Wordsworth is interested in the relationship between the natural world and the human consciousness. His poetry therefore offers a detailed account of the complex interaction between man and nature, of the influences, insight, emotions and sensations which arise from this contact, rather than precise and objective observation of natural phenomena.
When a natural object is described the main focus of interest is actually the poet’s response to that. Indeed one of the most consistent concept in Wordsworth is the idea that man and nature are inseparable; man exists not outside the natural world but as an active participant in it, so that “nature” to Wordsworth means something that includes both inanimate and human nature, each is a part of the same whole. Nature comforts man in sorrow, it is a source of pleasure and joy, it teaches man to love and to act in a moral way, it is the scat of the spirit of the universe.

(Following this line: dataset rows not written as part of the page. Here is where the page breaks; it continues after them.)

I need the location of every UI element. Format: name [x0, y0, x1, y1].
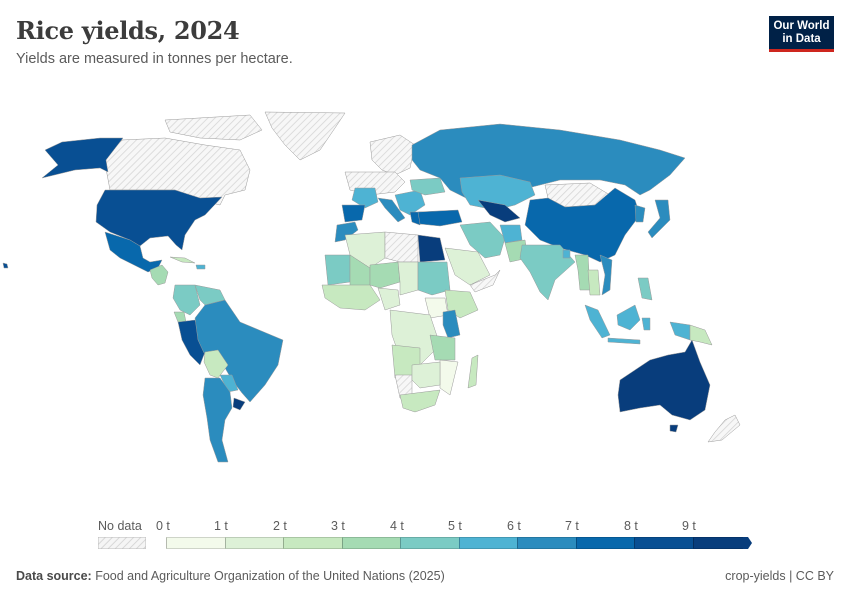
region-china	[524, 187, 641, 263]
region-saudi-arabia	[444, 247, 491, 286]
region-usa	[95, 189, 223, 251]
no-data-swatch	[98, 537, 146, 549]
legend-tick-2: 2 t	[273, 519, 287, 533]
legend-tick-8: 8 t	[624, 519, 638, 533]
region-tasmania	[669, 424, 679, 433]
legend-tick-3: 3 t	[331, 519, 345, 533]
region-korea	[634, 204, 646, 223]
logo-line-1: Our World	[773, 20, 830, 32]
region-alaska	[41, 137, 124, 179]
legend-tick-9: 9 t	[682, 519, 696, 533]
region-japan	[647, 199, 671, 239]
region-java	[607, 337, 641, 345]
region-arctic-islands	[164, 114, 263, 141]
region-tanzania	[429, 334, 456, 361]
region-png-west	[669, 321, 691, 341]
legend-tick-0: 0 t	[156, 519, 170, 533]
region-ukraine	[409, 177, 446, 196]
region-hispaniola	[195, 264, 206, 270]
region-chad	[397, 261, 419, 296]
region-png	[689, 324, 713, 346]
region-nigeria	[377, 287, 401, 311]
legend-bin-2	[283, 537, 342, 549]
region-yemen-oman	[469, 269, 501, 293]
legend-bin-3	[341, 537, 400, 549]
region-egypt	[417, 234, 446, 263]
region-sudan	[417, 261, 451, 296]
region-west-africa	[321, 284, 381, 311]
region-afghanistan	[499, 224, 523, 244]
legend-bin-0	[166, 537, 225, 549]
no-data-label: No data	[98, 519, 142, 533]
region-thailand	[587, 269, 601, 296]
legend-tick-1: 1 t	[214, 519, 228, 533]
legend-color-bar	[166, 537, 752, 549]
region-colombia	[172, 284, 201, 316]
legend-bin-4	[400, 537, 459, 549]
region-mozambique	[439, 359, 459, 396]
region-scandinavia	[369, 134, 416, 176]
region-myanmar	[574, 254, 591, 291]
region-niger	[369, 261, 401, 289]
source-text[interactable]: Food and Agriculture Organization of the…	[95, 569, 445, 583]
region-bangladesh	[562, 249, 571, 259]
owid-logo[interactable]: Our World in Data	[769, 16, 834, 52]
region-kenya	[442, 309, 461, 339]
region-madagascar	[467, 354, 479, 389]
region-algeria	[344, 231, 386, 269]
chart-subtitle: Yields are measured in tonnes per hectar…	[16, 51, 293, 67]
region-philippines	[637, 277, 653, 301]
legend-tick-4: 4 t	[390, 519, 404, 533]
chart-slug-license[interactable]: crop-yields | CC BY	[725, 569, 834, 583]
logo-line-2: in Data	[782, 33, 821, 45]
region-mauritania	[324, 254, 351, 286]
region-australia	[617, 339, 711, 421]
color-legend: No data 0 t 1 t 2 t 3 t 4 t 5 t 6 t 7 t …	[0, 515, 850, 555]
legend-bin-6	[517, 537, 576, 549]
chart-title: Rice yields, 2024	[16, 16, 240, 45]
region-greenland	[264, 111, 346, 161]
legend-arrow-icon	[742, 537, 752, 549]
legend-bin-8	[634, 537, 693, 549]
legend-bin-7	[575, 537, 634, 549]
region-italy	[377, 197, 406, 223]
region-cuba	[169, 256, 196, 264]
legend-tick-7: 7 t	[565, 519, 579, 533]
region-sumatra	[584, 304, 611, 339]
region-france	[351, 187, 379, 209]
region-turkey	[417, 209, 463, 227]
region-uzbekistan	[477, 199, 521, 223]
region-mexico	[104, 231, 163, 273]
region-hawaii	[2, 262, 9, 269]
legend-bin-9	[692, 537, 743, 549]
region-borneo	[616, 304, 641, 331]
world-map[interactable]	[0, 95, 850, 510]
region-central-america	[149, 264, 169, 286]
region-sulawesi	[641, 317, 651, 331]
region-iran	[459, 221, 506, 259]
region-argentina	[202, 377, 233, 463]
legend-bin-5	[458, 537, 517, 549]
legend-tick-6: 6 t	[507, 519, 521, 533]
chart-header: Rice yields, 2024 Yields are measured in…	[16, 16, 756, 67]
region-vietnam	[599, 254, 613, 296]
legend-tick-5: 5 t	[448, 519, 462, 533]
region-south-africa	[399, 389, 441, 413]
region-zambia-zimbabwe	[411, 361, 441, 389]
region-ecuador	[173, 311, 187, 323]
region-spain	[341, 204, 366, 223]
legend-bin-1	[224, 537, 283, 549]
source-label: Data source:	[16, 569, 92, 583]
region-new-zealand	[707, 414, 741, 443]
region-uruguay	[232, 397, 246, 411]
region-libya	[384, 231, 419, 263]
chart-footer: Data source: Food and Agriculture Organi…	[16, 569, 834, 583]
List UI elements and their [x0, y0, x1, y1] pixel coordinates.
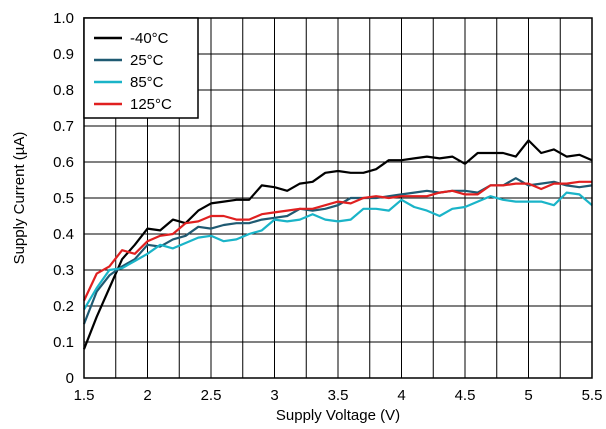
series-line-3 [83, 180, 592, 302]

Unlike Wordsworth, Coleridge did not view nature as a moral guide or as a source of consolation and happiness. His contemplation of nature was always accompanied by awareness of the presence of the ideal in the real. His strong Christian faith, however, did not allow him to identify nature with the divine, in that form of pantheism which
Wordsword adopted. He rather saw nature and the material world in a sort of neoplatonic interpretation, as the reflection of the perfect world of “Ideas”. In other words the material world is nothing but the projection of the real world of Ideas on the flux of time. Thus Coleridge believed that natural images carried abstract meanings and he used them in his most visionary poems.